Basic ingredients for 4 persons (about 20 dumplings)

  • 20 g chopped parsley
  • 80 g homemade breadcrumbs
  • 160 g grated Grana Padano cheese
  • 1 egg
  • 3 g fine salt
  • Cinnamon to taste
  • Nutmeg to taste
  • Milk as needed
  • Savoy cabbage leaves”


To prepare the filling, proceed with the following operations, respecting the execution methods indicated as follows:

Grate the Grana Padano cheese and crumble the bread. On a work surface, mix the grated cheese and bread with the spices. Melt the butter, adding finely chopped garlic and parsley.

Knead the ingredients from the previous steps, adding milk and eggs until obtaining a soft and homogeneous mixture.

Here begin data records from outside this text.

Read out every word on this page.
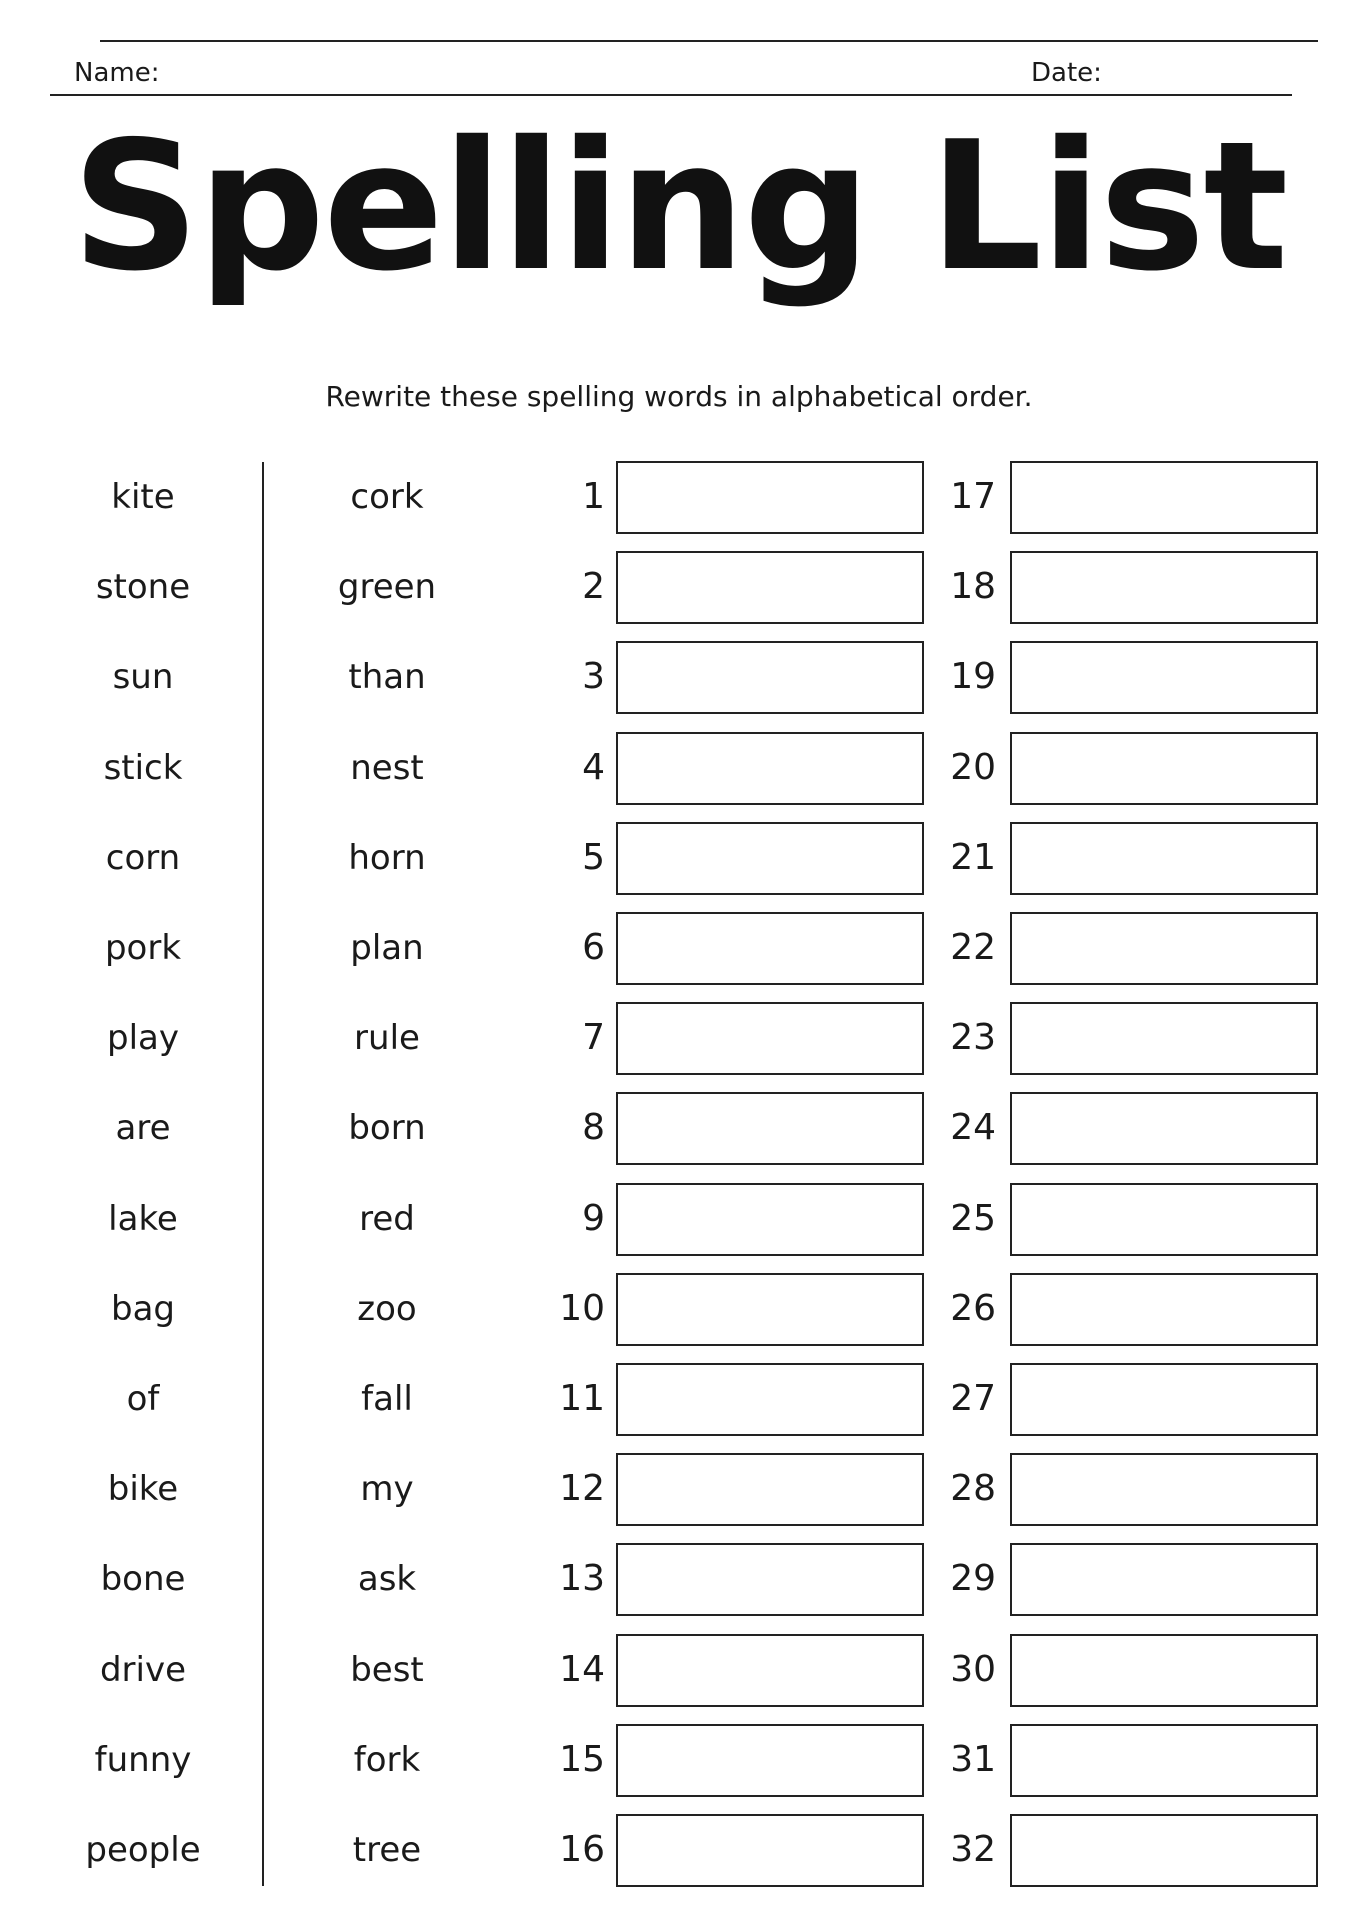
Name:	Date:
Spelling List
Rewrite these spelling words in alphabetical order.
kite	cork	1	17
stone	green	2	18
sun	than	3	19
stick	nest	4	20
corn	horn	5	21
pork	plan	6	22
play	rule	7	23
are	born	8	24
lake	red	9	25
bag	zoo	10	26
of	fall	11	27
bike	my	12	28
bone	ask	13	29
drive	best	14	30
funny	fork	15	31
people	tree	16	32
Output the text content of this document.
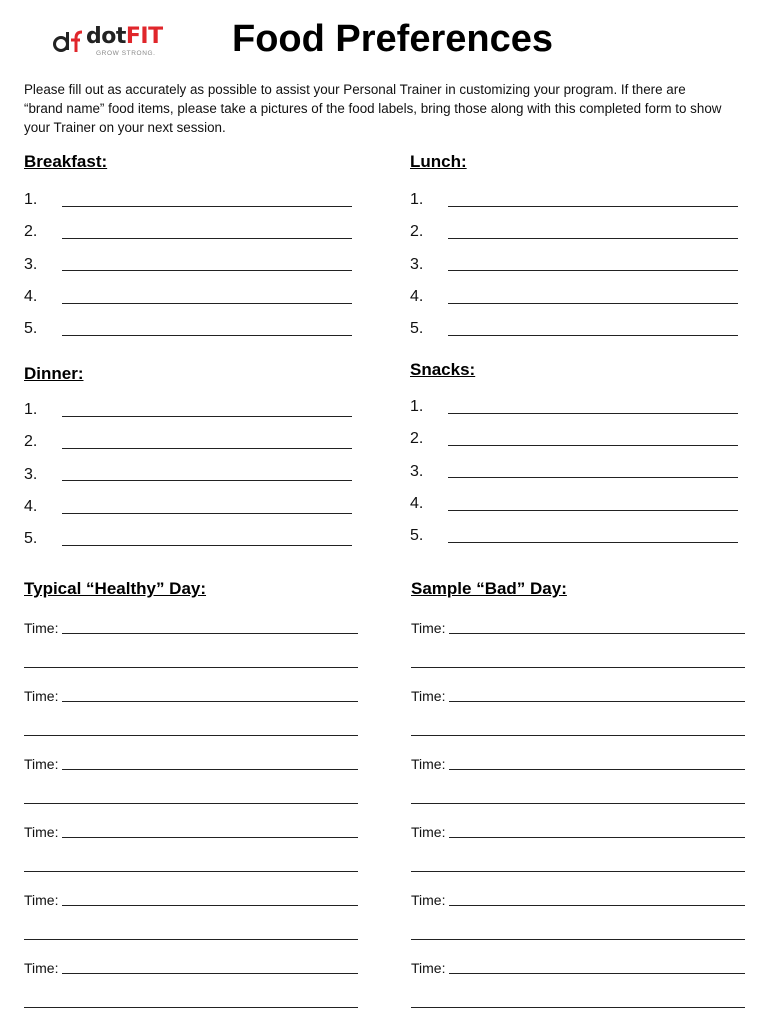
dotFIT
GROW STRONG. Food Preferences
Please fill out as accurately as possible to assist your Personal Trainer in customizing your program. If there are “brand name” food items, please take a pictures of the food labels, bring those along with this completed form to show your Trainer on your next session.
Breakfast:
1.
2.
3.
4.
5.
Lunch:
1.
2.
3.
4.
5.
Dinner:
1.
2.
3.
4.
5.
Snacks:
1.
2.
3.
4.
5.
Typical “Healthy” Day:
Time:
Time:
Time:
Time:
Time:
Time:
Sample “Bad” Day:
Time:
Time:
Time:
Time:
Time:
Time:
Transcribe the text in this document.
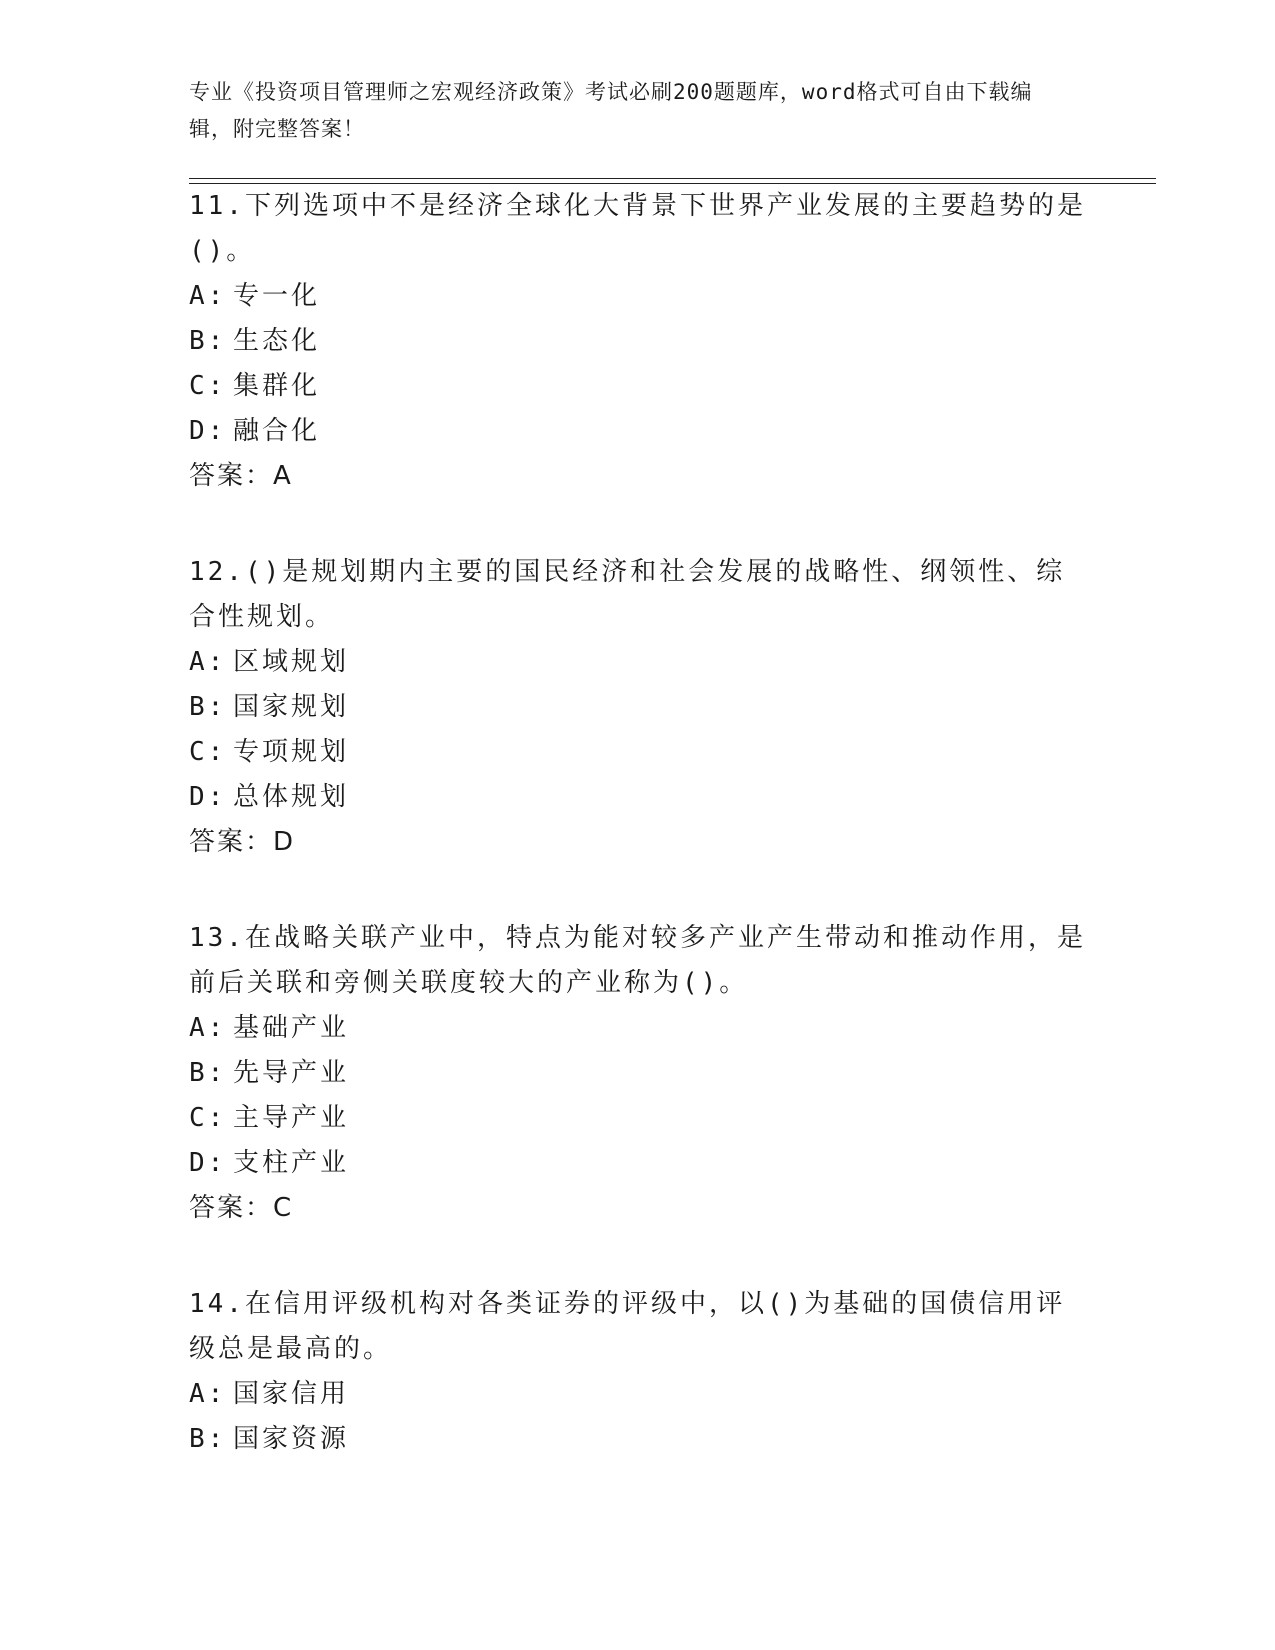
专业《投资项目管理师之宏观经济政策》考试必刷200题题库，word格式可自由下载编辑，附完整答案！

11.下列选项中不是经济全球化大背景下世界产业发展的主要趋势的是()。

A: 专一化

B: 生态化

C: 集群化

D: 融合化

答案：A

12.()是规划期内主要的国民经济和社会发展的战略性、纲领性、综合性规划。

A: 区域规划

B: 国家规划

C: 专项规划

D: 总体规划

答案：D

13.在战略关联产业中，特点为能对较多产业产生带动和推动作用，是前后关联和旁侧关联度较大的产业称为()。

A: 基础产业

B: 先导产业

C: 主导产业

D: 支柱产业

答案：C

14.在信用评级机构对各类证券的评级中，以()为基础的国债信用评级总是最高的。

A: 国家信用

B: 国家资源
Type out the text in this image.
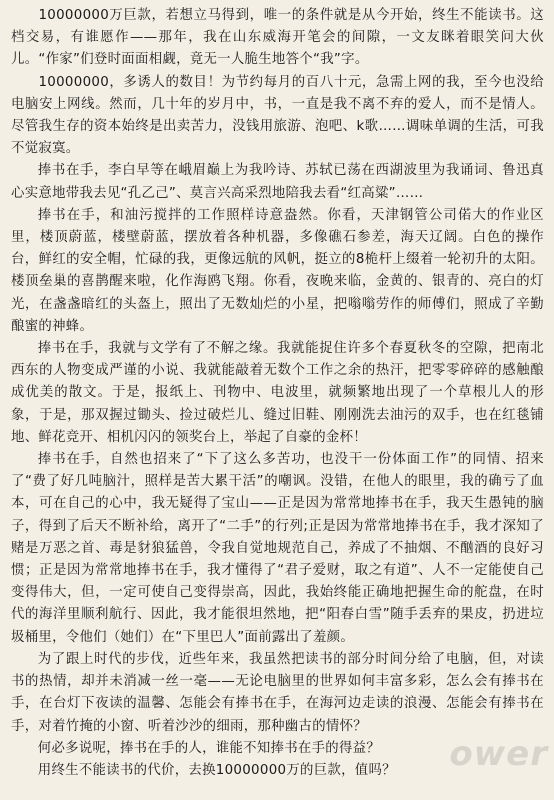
10000000万巨款，若想立马得到，唯一的条件就是从今开始，终生不能读书。这档交易，有谁愿作——那年，我在山东威海开笔会的间隙，一文友眯着眼笑问大伙儿。“作家”们登时面面相觑，竟无一人脆生地答个“我”字。

10000000，多诱人的数目！为节约每月的百八十元，急需上网的我，至今也没给电脑安上网线。然而，几十年的岁月中，书，一直是我不离不弃的爱人，而不是情人。尽管我生存的资本始终是出卖苦力，没钱用旅游、泡吧、k歌……调味单调的生活，可我不觉寂寞。

捧书在手，李白早等在峨眉巅上为我吟诗、苏轼已荡在西湖波里为我诵词、鲁迅真心实意地带我去见“孔乙己”、莫言兴高采烈地陪我去看“红高粱”……

捧书在手，和油污搅拌的工作照样诗意盎然。你看，天津钢管公司偌大的作业区里，楼顶蔚蓝，楼壁蔚蓝，摆放着各种机器，多像礁石参差，海天辽阔。白色的操作台，鲜红的安全帽，忙碌的我，更像远航的风帆，挺立的8桅杆上缀着一轮初升的太阳。楼顶垒巢的喜鹊醒来啦，化作海鸥飞翔。你看，夜晚来临，金黄的、银青的、亮白的灯光，在盏盏暗红的头盔上，照出了无数灿烂的小星，把嗡嗡劳作的师傅们，照成了辛勤酿蜜的神蜂。

捧书在手，我就与文学有了不解之缘。我就能捉住许多个春夏秋冬的空隙，把南北西东的人物变成严谨的小说、我就能敲着无数个工作之余的热汗，把零零碎碎的感触酿成优美的散文。于是，报纸上、刊物中、电波里，就频繁地出现了一个草根儿人的形象，于是，那双握过锄头、捡过破烂儿、缝过旧鞋、刚刚洗去油污的双手，也在红毯铺地、鲜花竞开、相机闪闪的领奖台上，举起了自豪的金杯！

捧书在手，自然也招来了“下了这么多苦功，也没干一份体面工作”的同情、招来了“费了好几吨脑汁，照样是苦大累干活”的嘲讽。没错，在他人的眼里，我的确亏了血本，可在自己的心中，我无疑得了宝山——正是因为常常地捧书在手，我天生愚钝的脑子，得到了后天不断补给，离开了“二手”的行列;正是因为常常地捧书在手，我才深知了赌是万恶之首、毒是豺狼猛兽，令我自觉地规范自己，养成了不抽烟、不酗酒的良好习惯；正是因为常常地捧书在手，我才懂得了“君子爱财，取之有道”、人不一定能使自己变得伟大，但，一定可使自己变得崇高，因此，我始终能正确地把握生命的舵盘，在时代的海洋里顺利航行、因此，我才能很坦然地，把“阳春白雪”随手丢弃的果皮，扔进垃圾桶里，令他们（她们）在“下里巴人”面前露出了羞颜。

为了跟上时代的步伐，近些年来，我虽然把读书的部分时间分给了电脑，但，对读书的热情，却并未消减一丝一毫——无论电脑里的世界如何丰富多彩，怎么会有捧书在手，在台灯下夜读的温馨、怎能会有捧书在手，在海河边走读的浪漫、怎能会有捧书在手，对着竹掩的小窗、听着沙沙的细雨，那种幽古的情怀？

何必多说呢，捧书在手的人，谁能不知捧书在手的得益？

用终生不能读书的代价，去换10000000万的巨款，值吗？	ower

The mixing operations, both manual and mechanical, can be repeated a second time until obtaining a homogeneous dough, with a uniform distribution of the ingredients used. Let the filling mixture rest for 30 minutes in the refrigerator. Boil the inner leaves of the cabbage in salted water for about 8-10 minutes, being careful not to break them. Drain and lay them on a cloth. Take the filling mixture and form balls the size of a walnut, wrapping each ball in a cabbage leaf like a parcel. The Capù should be boiled in plenty of water with a piece of lard and a piece of boiled meat, vegetables and salt for about 30 minutes.